Each enumeration has its own namespace, so it is perfectly valid for enumeration values to overlap with other enums or other variables, like this:

enum Fruit { peach, orange, grapefruit, durian }
enum WarmColor { peach, red, orange }

Some more Java terminology: the enumeration values apple, red, peach, plum and orange are known as enum constants. The enumeration types Fruit and WarmColor are enum types.

Enum constants make software more reliable

Here's an amazing thing: the constants that represent the enumeration values are not compiled into other classes that use the enumeration. Instead, each enum constant (like Bread.rye previously) is left as a symbolic reference that will be linked in at run-time, just like a field or method reference.

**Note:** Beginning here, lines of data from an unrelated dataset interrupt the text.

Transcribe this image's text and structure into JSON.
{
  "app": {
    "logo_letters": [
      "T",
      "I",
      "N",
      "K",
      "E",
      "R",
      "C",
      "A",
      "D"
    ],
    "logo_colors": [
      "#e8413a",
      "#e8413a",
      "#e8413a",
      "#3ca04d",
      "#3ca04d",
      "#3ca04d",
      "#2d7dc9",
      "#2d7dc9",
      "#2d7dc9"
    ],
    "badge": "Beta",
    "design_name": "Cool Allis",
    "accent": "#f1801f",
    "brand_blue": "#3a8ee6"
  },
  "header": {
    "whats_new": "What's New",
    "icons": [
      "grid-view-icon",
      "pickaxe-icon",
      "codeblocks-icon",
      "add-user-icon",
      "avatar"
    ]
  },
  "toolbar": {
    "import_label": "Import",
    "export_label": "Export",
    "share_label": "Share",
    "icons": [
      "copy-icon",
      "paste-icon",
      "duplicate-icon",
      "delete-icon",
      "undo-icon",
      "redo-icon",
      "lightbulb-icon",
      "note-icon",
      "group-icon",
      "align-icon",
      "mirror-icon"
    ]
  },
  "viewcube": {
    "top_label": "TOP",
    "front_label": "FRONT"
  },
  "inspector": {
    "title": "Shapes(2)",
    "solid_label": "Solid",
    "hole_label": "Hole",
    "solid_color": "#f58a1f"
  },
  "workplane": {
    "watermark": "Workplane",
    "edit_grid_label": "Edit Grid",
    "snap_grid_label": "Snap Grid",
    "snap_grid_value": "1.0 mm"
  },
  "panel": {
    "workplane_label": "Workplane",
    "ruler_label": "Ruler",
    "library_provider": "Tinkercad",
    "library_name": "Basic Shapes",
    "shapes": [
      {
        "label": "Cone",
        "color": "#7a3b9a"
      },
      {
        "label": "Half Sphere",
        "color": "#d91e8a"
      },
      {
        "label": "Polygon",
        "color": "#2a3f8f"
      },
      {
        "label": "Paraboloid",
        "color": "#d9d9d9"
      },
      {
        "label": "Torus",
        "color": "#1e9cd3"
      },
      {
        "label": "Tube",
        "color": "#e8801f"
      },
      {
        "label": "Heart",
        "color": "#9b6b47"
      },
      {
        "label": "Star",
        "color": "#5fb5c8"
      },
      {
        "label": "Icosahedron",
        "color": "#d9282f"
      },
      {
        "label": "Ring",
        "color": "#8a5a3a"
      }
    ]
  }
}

If you compile a class that uses Bread.rye, and then later add some other bread flavors at the beginning of the enumeration (pumpernickel and oatmeal), Bread.rye will now have a different numeric value. But you do not need to recompile any classes that use the enumeration. Even better, if you remove an enum constant that is actually being used by some other class (and you forget to recompile the class where it's used), the run-time library will issue an informative error message as soon as you use the now-removed name. This is a significant boost to making Java software more reliable.